This doesn't mean we'd get rid of Disc threaded mode - although there are plans to ditch Celluloid, but that's an entirely different discussion.
Initially, this seems like a good idea to me, as I've been thinking of implementing a forking model inspired by Havanna.
As always I'd like to have a space where I can hear opinions for or against this change, anybody have any thoughts on the matter? :smile:
I think it's worth having for cases where you can't or don't want to spawn multiple processes yourself. With Sidekiq I tend to run each worker process as a standalone upstart service, which allows for more fine grained monitoring and supervision. It also allows to do rolling restarts without andy software support. It also much more complex to manage than a single master process that takes care of his children ;-)
One interesting thing that a controlling master process enables is monitoing the resource usage and doing graceful recycling of workers if they exceed certain memory or cpu limits. This is much harder todo with third party tools, which have less insight into what's going on.
For example in Sidekiq I run my workers in upstart and monitor them with Inspeqtor. If I detect that memory usage is too high (let's say 500 MB), I first tell the worker not to accept new jobs and terminate it to be restated 2 minutes later. This is fine, because if I run 4 workers having one inactive worker is not so bad. But let's say, I have a some bad jobs, that exhausts too much resources on all available workers in a short time frame. Then I'm left with no workers to accept work until at east one has restarted. I's hard too avoid those edge cases in generic monitoring tools, but it's relatively trivial for a master process too decide when it's a smart or poor choice to recycle a worker.
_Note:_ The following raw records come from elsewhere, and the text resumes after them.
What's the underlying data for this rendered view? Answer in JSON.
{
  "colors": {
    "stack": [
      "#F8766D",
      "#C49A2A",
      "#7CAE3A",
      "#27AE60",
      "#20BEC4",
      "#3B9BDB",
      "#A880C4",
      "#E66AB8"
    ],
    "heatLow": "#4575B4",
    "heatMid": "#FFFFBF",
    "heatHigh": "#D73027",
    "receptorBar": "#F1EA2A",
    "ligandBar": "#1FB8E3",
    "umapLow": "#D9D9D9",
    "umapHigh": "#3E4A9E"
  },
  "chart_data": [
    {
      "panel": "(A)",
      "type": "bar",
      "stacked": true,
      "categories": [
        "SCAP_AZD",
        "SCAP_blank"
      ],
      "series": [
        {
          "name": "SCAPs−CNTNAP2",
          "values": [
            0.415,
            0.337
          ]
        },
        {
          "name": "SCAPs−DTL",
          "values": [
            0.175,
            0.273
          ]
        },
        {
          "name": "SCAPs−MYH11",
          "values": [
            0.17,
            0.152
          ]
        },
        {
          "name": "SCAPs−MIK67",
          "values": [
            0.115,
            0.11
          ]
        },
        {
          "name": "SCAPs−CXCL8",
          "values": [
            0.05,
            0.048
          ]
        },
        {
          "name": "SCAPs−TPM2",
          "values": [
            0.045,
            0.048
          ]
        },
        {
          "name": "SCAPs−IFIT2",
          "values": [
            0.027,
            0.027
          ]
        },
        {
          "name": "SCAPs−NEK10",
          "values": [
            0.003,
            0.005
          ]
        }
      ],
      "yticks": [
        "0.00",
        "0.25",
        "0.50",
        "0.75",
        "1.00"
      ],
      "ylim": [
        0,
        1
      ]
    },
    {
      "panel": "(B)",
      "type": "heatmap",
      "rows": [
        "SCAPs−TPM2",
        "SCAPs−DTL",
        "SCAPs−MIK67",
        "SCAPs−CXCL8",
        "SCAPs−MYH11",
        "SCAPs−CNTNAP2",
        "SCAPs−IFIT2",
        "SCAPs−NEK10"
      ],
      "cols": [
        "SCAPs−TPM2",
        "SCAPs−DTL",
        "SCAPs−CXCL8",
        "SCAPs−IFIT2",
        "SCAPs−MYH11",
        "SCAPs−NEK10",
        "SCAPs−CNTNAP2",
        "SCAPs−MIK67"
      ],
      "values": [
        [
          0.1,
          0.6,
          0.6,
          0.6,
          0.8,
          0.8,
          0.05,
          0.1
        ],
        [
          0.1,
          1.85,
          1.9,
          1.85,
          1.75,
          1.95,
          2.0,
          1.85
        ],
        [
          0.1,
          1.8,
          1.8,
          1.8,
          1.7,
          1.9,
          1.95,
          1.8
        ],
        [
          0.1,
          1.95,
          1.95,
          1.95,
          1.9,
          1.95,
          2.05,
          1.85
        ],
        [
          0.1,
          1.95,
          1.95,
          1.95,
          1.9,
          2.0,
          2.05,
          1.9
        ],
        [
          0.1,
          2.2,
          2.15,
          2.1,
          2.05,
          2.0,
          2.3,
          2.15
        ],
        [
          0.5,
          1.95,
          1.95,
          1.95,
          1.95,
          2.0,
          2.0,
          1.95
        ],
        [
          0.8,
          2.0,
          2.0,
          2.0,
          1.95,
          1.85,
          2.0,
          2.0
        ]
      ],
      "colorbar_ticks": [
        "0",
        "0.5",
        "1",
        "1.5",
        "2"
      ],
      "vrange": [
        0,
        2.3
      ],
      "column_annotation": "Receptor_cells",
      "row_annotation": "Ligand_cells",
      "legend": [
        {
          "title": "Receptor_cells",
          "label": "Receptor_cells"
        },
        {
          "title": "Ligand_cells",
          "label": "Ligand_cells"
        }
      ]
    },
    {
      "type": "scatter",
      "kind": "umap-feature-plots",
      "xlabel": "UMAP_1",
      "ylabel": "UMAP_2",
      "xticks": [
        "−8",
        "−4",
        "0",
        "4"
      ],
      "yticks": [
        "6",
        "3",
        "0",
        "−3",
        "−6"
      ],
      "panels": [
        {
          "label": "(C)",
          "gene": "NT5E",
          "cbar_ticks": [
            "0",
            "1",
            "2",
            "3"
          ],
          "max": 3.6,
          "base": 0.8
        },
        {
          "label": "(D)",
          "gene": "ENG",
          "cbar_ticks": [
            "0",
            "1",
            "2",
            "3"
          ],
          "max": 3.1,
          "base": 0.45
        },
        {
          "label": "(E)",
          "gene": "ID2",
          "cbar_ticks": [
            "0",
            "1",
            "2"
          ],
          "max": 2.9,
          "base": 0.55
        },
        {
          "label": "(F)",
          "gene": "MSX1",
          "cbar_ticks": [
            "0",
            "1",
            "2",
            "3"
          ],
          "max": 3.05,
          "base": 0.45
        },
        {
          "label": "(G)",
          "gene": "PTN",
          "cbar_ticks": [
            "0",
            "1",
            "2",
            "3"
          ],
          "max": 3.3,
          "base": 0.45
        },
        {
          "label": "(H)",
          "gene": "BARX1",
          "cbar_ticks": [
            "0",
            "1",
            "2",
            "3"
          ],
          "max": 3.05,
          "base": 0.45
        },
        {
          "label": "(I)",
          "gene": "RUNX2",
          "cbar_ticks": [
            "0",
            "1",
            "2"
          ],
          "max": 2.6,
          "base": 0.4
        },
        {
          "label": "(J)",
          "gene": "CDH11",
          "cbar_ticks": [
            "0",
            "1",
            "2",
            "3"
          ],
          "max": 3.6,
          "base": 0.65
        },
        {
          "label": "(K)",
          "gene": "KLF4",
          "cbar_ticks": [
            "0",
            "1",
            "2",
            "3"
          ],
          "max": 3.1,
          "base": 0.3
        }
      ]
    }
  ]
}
Yeap, I've been thinking about this for a while.
As I want to keep Disc as simple as possible, as a starting point I was thinking of including things like upstart/systemd/etc scripts in an examples directory like Sidekiq does so people can set up independent Disc worker processes easily.
However, it might be good to create a separate, optional way to run Disc workers with a master process that can leverage all the benefits you've described. I don't really know what the exact scope of this component would be just yet, but it's great to have a conversation about it here. :)
As long as you don't have any advanced daemon features that require a master process, sticking with upstart/systemd is fine and much better than reinventing the wheel and writing you own daemon code.
You get service supervision, service dependency management and logging/logrotation for free and there's no need to mess with possibly stale pid files.
Even on old sysv style /etc/init.d systems daemonizing can be handled by start-stop-daemon, but you need to add something like monit for supervision.
One drawback to those tools is that they usually require adding sudo rules to allow deploy users to control the services.